Tahar Ben Jelloun- 1985
La nascita di Mohamed è festeggiata con grande clamore e sfarzo dal padre Hadj Ahmed: finalmente, dopo sette figlie femmine, è arrivato un maschio. Quella che sembrava una maledizione che impediva alla sua casa di avere un erede è finita, ma soprattutto sono state sventate le mire dei fratelli al suo patrimonio. Sarebbe tutto perfetto, se Mohamed fosse veramente un maschio. Invece è nato femmina e solo per volere del padre crescerà e verrà educato come un uomo, abituato fin dall’infanzia a essere il prossimo capofamiglia, colui che regge la casa e la servitù. Mohamed Ahmed, nonostante il prestigio della sua posizione, dovrà fare i conti per tutta la vita con un’identità fittizia, frutto di una metamorfosi coatta, che non tiene conto del carico di violenze, rimozioni, rinunce e sofferenze che ne derivano e che lo porteranno a un’esistenza di solitudine e incomprensione. Un romanzo intenso in cui la forza della scrittura è al servizio di una storia dolorosa e complessa che racconta – attraverso le voci di vari narratori, come in una favola mediorientale – il dramma della vita del protagonista.
Questo libro mi fu regalato diversi anni fa e io lo lessi tutto d’un fiato e, come spesso mi capita, mi innamorai del suo autore leggendone pressoché tutta la produzione.
Ho pensato a questo libro, sperando di riuscire a trasmettervi i percorsi mentali che mi hanno spinto a proporvelo, partendo dai concetti apparenza-essenza, forma-sostanza, essere-apparire.
Ho provato a riportare queste coppie ai miei dolci per raccontarvi ciò che a volte succede.
Partiamo dal presupposto basilare che un dolce deve essere preparato con ingredienti buoni e sani, lavorati con sapienza e con amore e il risultato deve essere buono, digeribile e di cui si serba la profonda nostalgia di un futuro assaggio.
Certamente un buon dolce deve anche presentarsi bene, essere gradevole alla vista, attirare la nostra attenzione, far lavorare le nostre papille gustative ancora prima di aver morso il primo boccone.

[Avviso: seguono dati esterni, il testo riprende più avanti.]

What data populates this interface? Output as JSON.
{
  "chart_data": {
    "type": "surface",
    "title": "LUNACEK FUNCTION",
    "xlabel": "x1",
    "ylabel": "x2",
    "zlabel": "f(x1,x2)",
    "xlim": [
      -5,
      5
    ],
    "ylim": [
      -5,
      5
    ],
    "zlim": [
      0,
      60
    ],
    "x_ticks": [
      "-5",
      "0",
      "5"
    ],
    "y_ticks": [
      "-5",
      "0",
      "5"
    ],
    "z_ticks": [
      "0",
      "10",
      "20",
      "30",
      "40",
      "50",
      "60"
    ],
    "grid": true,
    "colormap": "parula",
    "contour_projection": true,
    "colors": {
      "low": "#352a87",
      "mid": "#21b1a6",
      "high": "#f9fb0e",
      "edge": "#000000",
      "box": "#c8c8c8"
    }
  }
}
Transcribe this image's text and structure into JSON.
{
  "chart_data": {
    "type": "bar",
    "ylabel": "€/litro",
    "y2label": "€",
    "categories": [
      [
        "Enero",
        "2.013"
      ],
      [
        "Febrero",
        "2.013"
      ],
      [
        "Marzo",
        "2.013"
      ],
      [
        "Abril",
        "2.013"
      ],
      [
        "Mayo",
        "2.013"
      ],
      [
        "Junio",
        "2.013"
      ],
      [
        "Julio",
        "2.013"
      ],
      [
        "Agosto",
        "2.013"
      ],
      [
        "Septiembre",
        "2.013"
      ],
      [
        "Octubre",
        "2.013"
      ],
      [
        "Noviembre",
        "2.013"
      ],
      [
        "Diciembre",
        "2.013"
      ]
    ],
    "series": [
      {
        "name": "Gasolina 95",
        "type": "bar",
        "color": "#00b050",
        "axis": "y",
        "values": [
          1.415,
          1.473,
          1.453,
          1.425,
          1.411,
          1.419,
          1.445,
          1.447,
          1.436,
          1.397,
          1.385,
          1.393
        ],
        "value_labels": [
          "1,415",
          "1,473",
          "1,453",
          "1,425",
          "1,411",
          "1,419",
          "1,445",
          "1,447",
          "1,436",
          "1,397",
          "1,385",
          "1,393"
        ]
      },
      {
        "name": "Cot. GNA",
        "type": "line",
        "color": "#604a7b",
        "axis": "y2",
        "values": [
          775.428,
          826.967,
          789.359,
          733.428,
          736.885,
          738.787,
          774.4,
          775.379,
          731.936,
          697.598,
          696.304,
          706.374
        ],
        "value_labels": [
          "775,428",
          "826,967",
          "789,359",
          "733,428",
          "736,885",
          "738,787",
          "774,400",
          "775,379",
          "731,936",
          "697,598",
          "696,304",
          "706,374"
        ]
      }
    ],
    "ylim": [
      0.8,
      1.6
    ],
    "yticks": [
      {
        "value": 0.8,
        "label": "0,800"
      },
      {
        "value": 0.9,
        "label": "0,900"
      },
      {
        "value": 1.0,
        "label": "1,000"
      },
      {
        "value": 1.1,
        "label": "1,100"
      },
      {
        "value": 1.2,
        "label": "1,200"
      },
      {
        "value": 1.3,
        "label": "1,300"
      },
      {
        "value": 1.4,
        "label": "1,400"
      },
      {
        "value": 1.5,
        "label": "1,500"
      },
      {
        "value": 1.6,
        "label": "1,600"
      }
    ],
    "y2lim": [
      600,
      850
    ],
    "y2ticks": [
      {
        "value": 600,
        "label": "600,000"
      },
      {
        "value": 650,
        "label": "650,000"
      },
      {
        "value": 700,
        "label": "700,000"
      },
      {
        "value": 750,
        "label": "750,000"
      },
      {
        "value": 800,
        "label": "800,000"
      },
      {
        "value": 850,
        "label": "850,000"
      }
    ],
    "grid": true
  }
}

Le due cose sono entrambe importanti; è pur vero che, personalmente, tra un dolce bellissimo e super scenografico ma deludente da un punto di vista gustativo, certamente preferisco il dolce magari meno appariscente ma decisamente buono.
Nei miei lunghi anni di esperienza ho visto come la pasticceria si evolva, segua le mode, insegua i gusti del popolo “social”, però io credo che sia importante restare fedeli a se stessi e alle proprie convinzioni. Il laboratorio di Pasticceria Su Misura ha prodotto moltissime torte decorate con pasta di zucchero, con decorazioni a tema, foto cake, nastri e fiocchi. Per evitare il gusto stucchevole di una copertura di zucchero perfetta ma troppo spessa abbiamo accettato piccole imperfezioni. Abbiamo creato dolci e pasticcini come la ormai mitica Rubino o come il frollino panna cotta (il mio preferito). Abbiamo iniziato a produrre macaron quando in Italia è scoppiata la moda (a seguito dell’apertura del primo negozio “Laduré” a Milano) e continuiamo produrne tantissimi, rigorosamente a mano e mai davvero uguali uno all’altro.
Abbiamo iniziato a proporre le Cream Tart con grande successo, torte scenografiche e buonissime e ciascuna unica a modo suo, a modo nostro.
Non abbiamo mai fatto, pur avendone purtroppo ricevuto richiesta (per fortuna rara), torte “volgari” con decori che potete immaginare per fantomatici addii a celibati e nubilati. E anche se stanno prendendo un po’ piede, ahimè, eviteremo torte “volutamente brutte” perché, a mio avviso, anche questo è un modo di dar peso solo all’apparenza e non alla sostanza.
Ancora oggi rimango perplessa quando ci chiedono torte che abbiano un certo determinato aspetto senza che il committente abbia la minima preoccupazione del contenuto. Certamente serve apparire ma per noi fondamentale è essere, essere noi stesse, con la nostra idea di dolce, con il nostro stile, con la filosofia racchiuse nel nostro nome: Pasticceria Su Misura.